[GRASS-user] v.distance anything to anything
Moritz Lennert
mlennert at club.worldonline.be
Tue Oct 16 01:14:50 PDT 2012
On 16/10/12 10:02, Markus Metz wrote:
> On Tue, Oct 16, 2012 at 12:52 AM, Moritz Lennert
> <mlennert at club.worldonline.be> wrote:
>> On 15/10/12 16:30, Markus Metz wrote:
>>
>>>> So how does it calculate the distance between two lines (lines or
>>>> boundaries) ? Between closest vertices ? What about lines that cross
>>>> several
>>>> other lines, or lines that cross each other at several points ?
>>>
>>>
>>> For lines to lines, say line A to line B, it calculates shortest
>>> distance of each vertex in A with each segment (not vertex) in B. So
>>> far, this is the same like in the original version, results are
>>> identical.
>>
>>
>> The original version did not have line to line...
>
> What I meant was that this is equivalent to the shortest distance of
> several points to a line, regarding points as line vertices.
Ok.
>>
>> Much better, thanks ! Just one issue still with the area2area case for the
>> test polygon with cat=2:
>>
>> http://164.15.12.207/grass/v_distance_areas2.png
>>
>> The connection line/point doesn't touch the the polygon in the from map.
>
> But it is inside the polygon of the 'from' map. In this
> implementation, any shared location is as good as any other.
> Calculating an intersection is costlier than to check if a vertex is
> inside a polygon. The vertex of the boundary of the 'to' area is
> inside the 'from' area, thus a common location. For speed reasons, the
> distance is set to zero and no further tests are done.

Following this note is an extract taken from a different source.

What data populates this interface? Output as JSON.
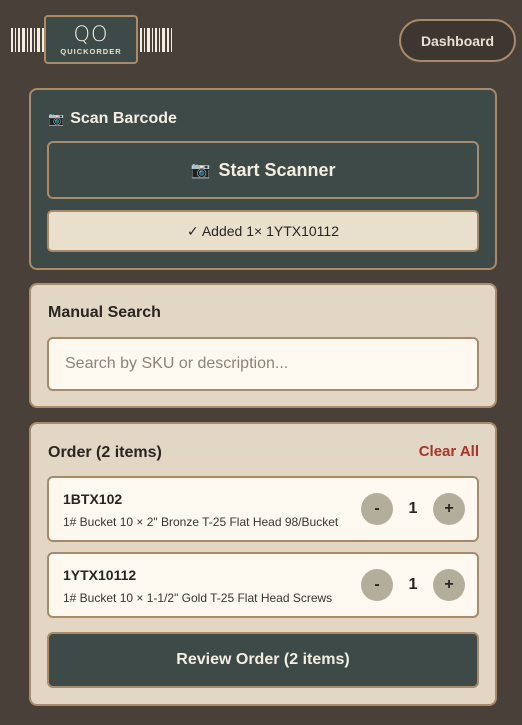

Ok, this makes it clear. Thanks !
>
> The results can be unexpected for 'to' areas with isles, because
> v.distance (in all versions) does not require a 'to' feature to have a
> category, which also means that isles inside areas which themselves
> can be areas without centroids are regarded as valid 'to' features,
> just without category. But even though the results can be unexpected,
> I would leave them as such, otherwise 'to' feature would need to have
> a category, potentially leading to also different results for points
> to lines which has always been supported.
Yes, that's why documentation is so important on all this.